REBECCA :
Un film de Alfred Hitchcock.
D'après le roman de Daphné du Maurier.
Interpréter pas : Laurence Olivier (George Fortescu Maximillian 'Maxim' de Winter), Joan Fontaine (sa seconde épouse), Judith Anderson (Mrs. Danvers)
C'est l'histoire d'une jeune femme anglaise, une simple dame de compagnie, comme cela se faisait beaucoup à l'époque. Elle séjourne dans un hôtel avec sa maîtresse, où elle fait la connaissance d'un homme très riche, apparemment célèbre, pour son magnifique château et pour être un veuf désespéré. Maxim de Winter. Distant et froid, il ne manque pas d'être courtois avec la jeune demoiselle, laissant autour de lui planer le mystère.
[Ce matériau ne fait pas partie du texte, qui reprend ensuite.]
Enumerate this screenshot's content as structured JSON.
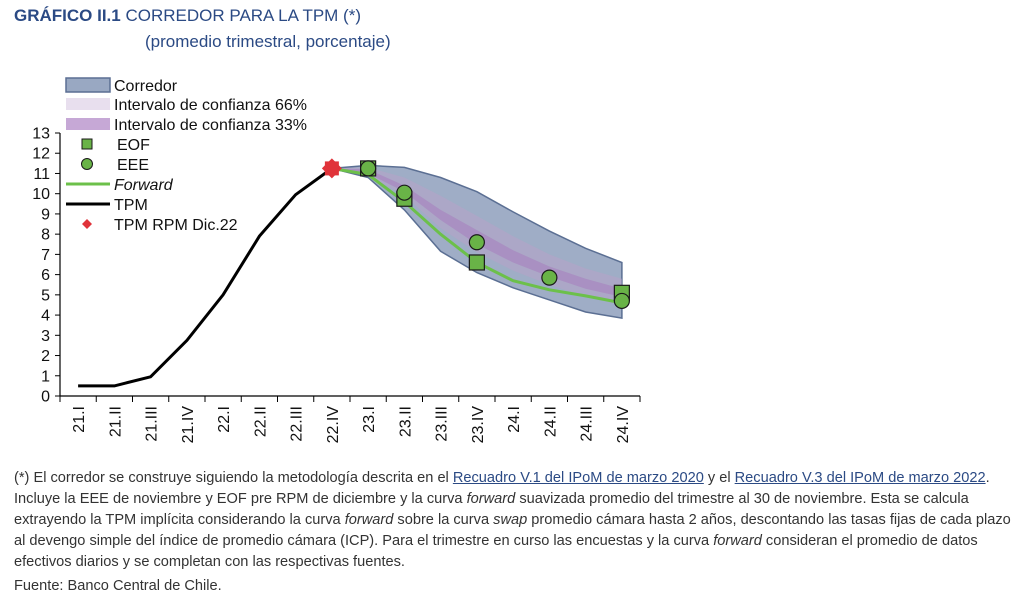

Notre petite anglaise s'éprend de lui, jusqu'au jour ou sa patronne décide de quitter l'hôtel. De Winter demande la main de la jeune femme sur le champ.
Après leur mariage, le jeune couple part habiter dans le fameux château Manderley.
C'est là que s'arrête de conte de fée pour laisser place au cauchemar.
Le magnifique château est toujours hanté par le souvenir de la feue Mme de Winter, la belle Rebecca.
Notre douce et fragile jeune mariée fait face à quelque chose qui la dépasse, sans savoir, même, à quoi elle est confronter.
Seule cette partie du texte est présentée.